Weekly Music Roundup: Sharon Van Etten and Ibibio Sound Machine
Week of Jan. 14: This week, Adia Victoria and Sharon Van Etten look back; we look ahead to Beat Circus and Ibibio Sound Machine.
Adia Victoria Travels Back To 1960s France In New Video
Adia Victoria’s songs often sound like they could have been made decades ago, but they also have a knowing quality that makes it clear she is a contemporary songwriter. She’ll release her new album, Silences, next month, but the single “Different Kind Of Love” has just come out, along with a simple but fun video. In it, Adia and her band are playing live on a French TV show that seems to be from the late 60s. There are lots of deft little touches here – the brief, banal interview before the song; the wooden performances of the backing band; the guitar solo that is clearly not being played by the guitarist; the two sax players, one a head taller than the other. (And come on, we all know that the big guy’s name must be Tiny.) And shot in one long take.
Silences, produced by The National’s Aaron Dessner, comes out on February 22.
Sharon Van Etten Looks Back In New Song “Seventeen”
Singer, songwriter and guitarist Sharon Van Etten is having a moment. It’s a moment five years in the making, since that’s how long it’s been since we’ve had a new record from her. You may have seen the big article on her in the New York Times a week ago Sunday; you may have seen her on the TV series The OA; you may have watched her perform in the saloon where parts of David Lynch’s revived TV show Twin Peaks took place. And her new album, Remind Me Tomorrow, is imminent. We’ve already heard the eerie “Jupiter 4”; now she’s released “Seventeen,” an expansive anthem that asks, if you could go back, what would you tell the 17-year old version of yourself who’s still trying to figure it all out? The video adds another level of poignancy, as Van Etten (and her teenage doppelganger) visits some of her old haunts – including some of the clubs where she began performing. Some are still there; some are gone, victims of gentrification.
As for the shots of her scaling a tall fence, or balancing on both sides of a ladder, well kids, don’t try that at home. Remind Me Tomorrow comes out this Friday.
Ibibio Sound Machine Offers Peek At Their New Album
The London-based group Ibibio Sound Machine blends the sounds of Western disco, funk, electronic music and West African pop. Their sophomore album, Doko Mien, comes out in March, but the title track is out now. “Doko Mien” means “tell me” in Ibibio, one of the languages of Nigeria, and one of the two languages that lead singer Eno Williams uses. )She sings mostly in English.) This song has a lean, groove-based sound that seems to recall minimal electronic music and the motoric rhythms of Giorgio Moroder (as heard in Donna Summer’s “I Feel Love,” etc.). Their first album, Uyai, was excellent; we’ll have to wait until March 22 to find out about this new one.

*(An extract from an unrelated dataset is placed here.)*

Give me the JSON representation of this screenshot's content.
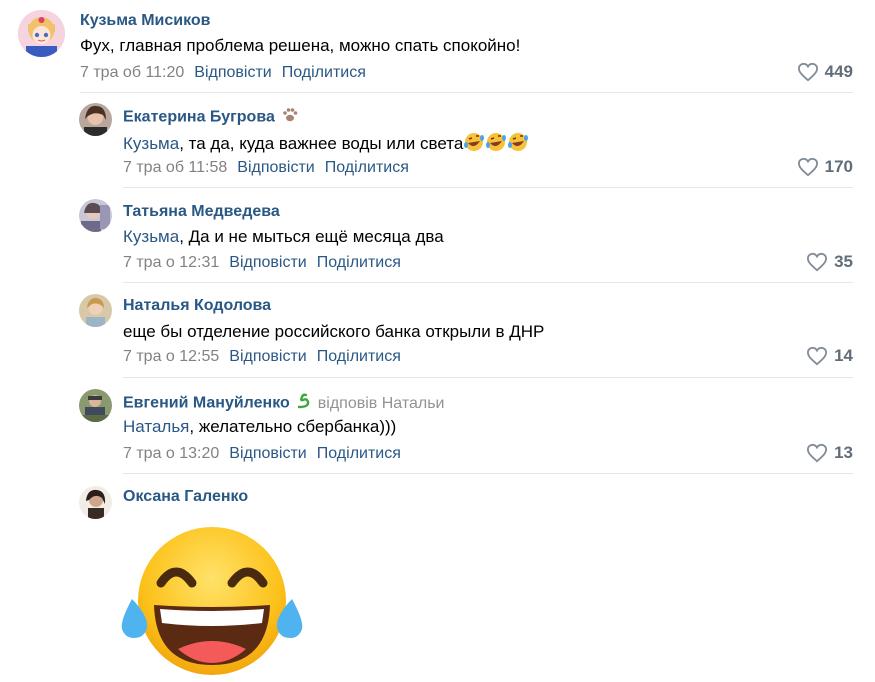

Beat Circus Presents a “Weird American Gothic” Tango
Brian Carpenter is a Boston-based singer/songwriter/multi-instrumentalist; he is also the founder and only constant member of the band Beat Circus, which blends folk, bluegrass, rock, mariachi, experimental music, and the sounds of Italian western movie soundtracks. Taking a cue from critic Greil Marcus’s phrase “the old, weird America” – meaning the strange visions of America that appear in some of the darker old folk songs – Carpenter and his band started their “Weird American Gothic” trilogy back in 2008 with the album Dreamland. Now, they are finally ready to conclude the trilogy with These Wicked Things. Expect to hear surreal audio landscapes that are full of familiar sounds put together in strange and often unsettling ways. As an example, check out “Rosita (tango),” which has the sound of an Ennio Morricone film score but finds itself dancing across the Argentine pampas rather than the New Mexico desert.
These Wicked Things comes out on March 22; the band comes to New York to play at National Sawdust on April 25.
The Twilight Sad Debut New Song/Video
The Twilight Sad, the Glasgow-based purveyors of beautiful musical gloom, spent some time in recent years touring around opening for The Cure, and some of that English band’s emotive, almost romantic 80s sound seems to have seeped in to the Twilight Sad’s new single, called “VTr.” Of course, you wouldn’t mistake it for an actual Cure song because it sounds like it’s being sung in a foreign language, which, given lead singer James Graham’s thick Scottish burr, it might as well be.
The Twilight Sad’s new album it called It Won/t Be Like This All the Time, and it comes out this Friday, January 18.